Published 31 July 2023, revised 24 August 2023

The Independent Capability Review of the Aged Care Quality and Safety Commission has been released.

Findings and recommendations include the need for more consistent and effective approaches to quality assessment, serious incident responses and complaints, and a pilot clinical advice ‘hub and spokes’ model where some clinicians are embedded in regulatory areas to bolster clinical expertise and advice.

Of most direct relevance to allied health is the Review’s report of concerns that allied health needs are not being explicitly assessed as part of the Quality Standards. This means that providers can be found to have met the Standards despite consumers being left with unmet needs – which also runs counter to Royal Commission recommendations.

AHPA has produced extensive work on the failure of Australia’s aged care system to ensure high quality allied health to all who need it .

For example, the average number of minutes of allied health service provision in residential aged care is at its lowest in years, but the problem keeps getting ‘handballed’ between the Department and the Commission. It’s therefore pleasing to see Review recommendations that the Commission work with the Department to ensure priorities are better articulated and understood, and respective roles clarified.

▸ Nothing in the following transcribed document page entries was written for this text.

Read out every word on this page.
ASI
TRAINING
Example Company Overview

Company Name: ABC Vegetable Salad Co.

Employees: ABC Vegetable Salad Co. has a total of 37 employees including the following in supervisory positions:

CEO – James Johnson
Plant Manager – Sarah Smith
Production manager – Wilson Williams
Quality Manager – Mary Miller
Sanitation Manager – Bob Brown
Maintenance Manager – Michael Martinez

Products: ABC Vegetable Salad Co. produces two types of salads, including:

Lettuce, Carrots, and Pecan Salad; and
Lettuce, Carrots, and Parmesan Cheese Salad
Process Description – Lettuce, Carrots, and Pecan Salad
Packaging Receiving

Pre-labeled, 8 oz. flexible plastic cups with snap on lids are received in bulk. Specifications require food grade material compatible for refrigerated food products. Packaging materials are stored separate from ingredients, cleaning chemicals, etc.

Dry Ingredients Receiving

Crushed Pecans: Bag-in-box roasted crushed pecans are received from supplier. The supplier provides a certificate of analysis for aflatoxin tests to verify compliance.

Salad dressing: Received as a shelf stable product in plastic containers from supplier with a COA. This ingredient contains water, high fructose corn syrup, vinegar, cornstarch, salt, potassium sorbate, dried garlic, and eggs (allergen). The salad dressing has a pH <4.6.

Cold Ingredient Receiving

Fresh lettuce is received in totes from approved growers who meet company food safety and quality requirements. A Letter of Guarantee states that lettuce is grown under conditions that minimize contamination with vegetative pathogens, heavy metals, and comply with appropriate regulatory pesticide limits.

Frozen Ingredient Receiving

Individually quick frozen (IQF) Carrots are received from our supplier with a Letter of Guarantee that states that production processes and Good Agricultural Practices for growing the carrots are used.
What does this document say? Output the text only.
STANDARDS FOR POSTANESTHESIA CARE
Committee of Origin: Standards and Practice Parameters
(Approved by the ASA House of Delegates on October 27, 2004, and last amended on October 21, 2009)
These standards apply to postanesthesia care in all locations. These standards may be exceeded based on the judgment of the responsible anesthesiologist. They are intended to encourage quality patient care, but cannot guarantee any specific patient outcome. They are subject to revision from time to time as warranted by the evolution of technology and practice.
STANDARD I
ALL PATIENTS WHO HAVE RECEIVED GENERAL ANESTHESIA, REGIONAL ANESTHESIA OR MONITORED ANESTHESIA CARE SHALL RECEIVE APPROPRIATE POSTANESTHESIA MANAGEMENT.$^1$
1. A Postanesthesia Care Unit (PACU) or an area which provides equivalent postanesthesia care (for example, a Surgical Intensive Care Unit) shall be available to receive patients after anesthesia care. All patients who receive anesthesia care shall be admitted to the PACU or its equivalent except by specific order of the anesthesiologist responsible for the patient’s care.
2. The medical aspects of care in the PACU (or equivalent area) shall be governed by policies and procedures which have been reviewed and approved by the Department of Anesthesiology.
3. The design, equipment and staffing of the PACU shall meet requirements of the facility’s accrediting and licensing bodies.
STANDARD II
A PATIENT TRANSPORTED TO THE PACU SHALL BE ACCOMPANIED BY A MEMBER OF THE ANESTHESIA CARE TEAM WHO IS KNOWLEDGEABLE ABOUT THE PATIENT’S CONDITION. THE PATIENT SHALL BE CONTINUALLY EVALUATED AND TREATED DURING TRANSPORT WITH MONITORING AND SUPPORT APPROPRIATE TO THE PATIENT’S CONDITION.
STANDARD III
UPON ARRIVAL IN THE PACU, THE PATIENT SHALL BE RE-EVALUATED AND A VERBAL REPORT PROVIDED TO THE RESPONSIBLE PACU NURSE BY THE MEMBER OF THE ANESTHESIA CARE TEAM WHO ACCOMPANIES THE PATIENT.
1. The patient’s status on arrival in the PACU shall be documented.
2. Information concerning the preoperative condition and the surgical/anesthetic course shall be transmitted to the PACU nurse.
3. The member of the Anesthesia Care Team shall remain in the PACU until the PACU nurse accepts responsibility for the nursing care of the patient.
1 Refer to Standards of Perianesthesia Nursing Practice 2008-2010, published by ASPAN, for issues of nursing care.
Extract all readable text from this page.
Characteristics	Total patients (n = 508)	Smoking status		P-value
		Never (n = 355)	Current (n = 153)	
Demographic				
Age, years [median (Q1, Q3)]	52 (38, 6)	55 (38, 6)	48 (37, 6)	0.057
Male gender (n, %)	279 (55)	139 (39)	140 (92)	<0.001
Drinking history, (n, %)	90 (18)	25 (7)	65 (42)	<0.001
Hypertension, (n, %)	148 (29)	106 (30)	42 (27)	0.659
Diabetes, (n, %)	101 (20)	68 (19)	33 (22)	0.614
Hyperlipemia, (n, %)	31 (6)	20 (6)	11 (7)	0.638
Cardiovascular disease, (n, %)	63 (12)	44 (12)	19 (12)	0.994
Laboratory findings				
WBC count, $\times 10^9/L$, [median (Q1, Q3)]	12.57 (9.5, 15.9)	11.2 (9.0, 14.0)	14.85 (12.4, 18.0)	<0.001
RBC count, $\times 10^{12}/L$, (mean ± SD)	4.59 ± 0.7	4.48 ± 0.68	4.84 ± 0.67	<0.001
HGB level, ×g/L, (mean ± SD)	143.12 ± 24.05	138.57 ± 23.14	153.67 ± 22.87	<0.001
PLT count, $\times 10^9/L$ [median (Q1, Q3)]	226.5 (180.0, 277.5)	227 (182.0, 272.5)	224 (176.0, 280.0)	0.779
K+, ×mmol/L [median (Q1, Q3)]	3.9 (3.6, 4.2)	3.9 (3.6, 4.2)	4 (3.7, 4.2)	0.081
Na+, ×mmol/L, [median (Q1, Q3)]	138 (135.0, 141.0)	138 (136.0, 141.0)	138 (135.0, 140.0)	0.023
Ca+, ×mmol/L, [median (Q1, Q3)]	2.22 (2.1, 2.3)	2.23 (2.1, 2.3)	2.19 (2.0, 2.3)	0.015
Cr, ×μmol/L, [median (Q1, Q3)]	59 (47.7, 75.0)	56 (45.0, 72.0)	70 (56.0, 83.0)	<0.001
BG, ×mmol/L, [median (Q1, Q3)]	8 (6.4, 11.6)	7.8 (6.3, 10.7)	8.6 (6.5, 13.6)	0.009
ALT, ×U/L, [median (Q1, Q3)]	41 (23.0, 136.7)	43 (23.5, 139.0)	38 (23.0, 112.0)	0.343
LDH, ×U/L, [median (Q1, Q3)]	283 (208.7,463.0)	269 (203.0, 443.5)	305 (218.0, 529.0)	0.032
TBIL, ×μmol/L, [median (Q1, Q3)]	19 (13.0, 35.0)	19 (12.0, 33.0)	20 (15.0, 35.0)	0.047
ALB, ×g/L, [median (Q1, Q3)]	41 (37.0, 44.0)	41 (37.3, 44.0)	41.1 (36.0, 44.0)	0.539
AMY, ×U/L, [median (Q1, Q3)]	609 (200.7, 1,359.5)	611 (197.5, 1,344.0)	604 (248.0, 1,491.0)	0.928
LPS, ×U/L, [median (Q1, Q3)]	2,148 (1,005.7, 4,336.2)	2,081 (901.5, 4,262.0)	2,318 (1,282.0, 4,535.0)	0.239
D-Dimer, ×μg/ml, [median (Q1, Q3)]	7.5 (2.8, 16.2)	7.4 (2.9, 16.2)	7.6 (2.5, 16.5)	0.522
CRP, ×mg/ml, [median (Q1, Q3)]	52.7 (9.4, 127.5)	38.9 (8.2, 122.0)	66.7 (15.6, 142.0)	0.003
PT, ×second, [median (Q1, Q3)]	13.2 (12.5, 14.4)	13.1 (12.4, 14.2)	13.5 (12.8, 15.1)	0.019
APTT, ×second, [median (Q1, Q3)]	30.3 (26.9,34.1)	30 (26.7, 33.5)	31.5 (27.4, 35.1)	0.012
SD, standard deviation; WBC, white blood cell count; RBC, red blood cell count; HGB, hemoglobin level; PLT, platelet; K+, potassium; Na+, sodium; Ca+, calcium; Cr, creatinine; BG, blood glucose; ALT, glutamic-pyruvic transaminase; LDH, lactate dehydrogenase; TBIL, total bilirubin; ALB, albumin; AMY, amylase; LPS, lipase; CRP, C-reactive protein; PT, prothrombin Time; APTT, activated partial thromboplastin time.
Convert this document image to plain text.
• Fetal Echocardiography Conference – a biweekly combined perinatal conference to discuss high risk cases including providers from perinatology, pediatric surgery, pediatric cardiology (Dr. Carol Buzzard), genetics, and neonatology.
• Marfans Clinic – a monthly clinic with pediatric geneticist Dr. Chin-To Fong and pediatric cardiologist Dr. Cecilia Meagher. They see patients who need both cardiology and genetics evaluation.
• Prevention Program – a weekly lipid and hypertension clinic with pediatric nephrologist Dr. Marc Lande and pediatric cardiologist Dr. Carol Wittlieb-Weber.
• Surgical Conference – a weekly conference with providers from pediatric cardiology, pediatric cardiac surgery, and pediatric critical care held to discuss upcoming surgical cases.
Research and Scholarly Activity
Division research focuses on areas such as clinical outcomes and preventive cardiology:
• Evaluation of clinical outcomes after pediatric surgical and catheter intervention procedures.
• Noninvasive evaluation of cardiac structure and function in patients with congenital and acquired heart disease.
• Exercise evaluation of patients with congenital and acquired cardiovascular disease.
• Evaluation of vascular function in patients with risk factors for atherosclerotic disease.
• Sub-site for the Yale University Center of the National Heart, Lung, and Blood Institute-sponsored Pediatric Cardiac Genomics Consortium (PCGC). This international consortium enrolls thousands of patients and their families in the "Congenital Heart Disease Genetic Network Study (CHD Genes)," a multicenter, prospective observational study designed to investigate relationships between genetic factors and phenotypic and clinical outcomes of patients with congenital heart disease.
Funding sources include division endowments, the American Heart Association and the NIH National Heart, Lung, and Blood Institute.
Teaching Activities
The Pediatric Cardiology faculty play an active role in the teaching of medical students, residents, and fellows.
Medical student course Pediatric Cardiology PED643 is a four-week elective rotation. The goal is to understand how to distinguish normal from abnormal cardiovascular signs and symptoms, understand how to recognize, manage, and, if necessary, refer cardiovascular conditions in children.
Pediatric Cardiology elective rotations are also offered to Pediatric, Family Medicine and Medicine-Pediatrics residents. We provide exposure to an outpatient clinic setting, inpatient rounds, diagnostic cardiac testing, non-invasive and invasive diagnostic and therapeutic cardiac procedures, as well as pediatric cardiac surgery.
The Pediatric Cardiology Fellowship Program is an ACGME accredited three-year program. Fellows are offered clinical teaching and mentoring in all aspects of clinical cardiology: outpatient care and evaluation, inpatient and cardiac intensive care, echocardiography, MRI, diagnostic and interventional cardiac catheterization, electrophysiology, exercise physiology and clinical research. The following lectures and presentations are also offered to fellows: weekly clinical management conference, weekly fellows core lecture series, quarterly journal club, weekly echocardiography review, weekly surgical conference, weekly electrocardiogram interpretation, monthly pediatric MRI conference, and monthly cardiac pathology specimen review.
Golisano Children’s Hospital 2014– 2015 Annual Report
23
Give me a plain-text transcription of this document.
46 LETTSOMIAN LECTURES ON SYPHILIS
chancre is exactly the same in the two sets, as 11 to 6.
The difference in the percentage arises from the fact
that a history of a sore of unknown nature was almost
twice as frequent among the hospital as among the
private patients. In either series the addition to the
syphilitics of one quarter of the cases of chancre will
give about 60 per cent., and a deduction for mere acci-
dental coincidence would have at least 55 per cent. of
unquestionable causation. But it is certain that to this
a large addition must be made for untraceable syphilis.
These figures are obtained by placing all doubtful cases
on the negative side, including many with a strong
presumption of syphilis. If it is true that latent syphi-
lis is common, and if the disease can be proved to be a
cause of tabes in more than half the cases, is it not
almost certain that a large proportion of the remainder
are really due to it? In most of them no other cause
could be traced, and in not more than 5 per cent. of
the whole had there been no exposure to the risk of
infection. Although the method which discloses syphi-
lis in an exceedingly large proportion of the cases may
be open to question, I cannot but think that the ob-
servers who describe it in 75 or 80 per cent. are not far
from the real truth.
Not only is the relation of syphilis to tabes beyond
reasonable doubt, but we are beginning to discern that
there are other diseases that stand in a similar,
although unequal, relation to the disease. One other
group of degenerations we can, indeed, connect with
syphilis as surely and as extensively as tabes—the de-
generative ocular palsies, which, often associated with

But it’s also disappointing that the Review considers that failures of accountability for allied health care provision can be addressed through the new assessment methodology for strengthened Standards – because the Pilot for this has not had any allied health input, despite our request.

The Review also looks to the design of a new regulatory system for aged care and recommends that the Commission update its Regulatory Strategy in consultation with all relevant stakeholders.

AHPA has some significant concerns with the proposed new system, but we hope that the Commission will embark on a more collaborative role with the allied health sector in redesigning its own Strategy, so that we can work together to ensure high quality allied health care for all older people who need it.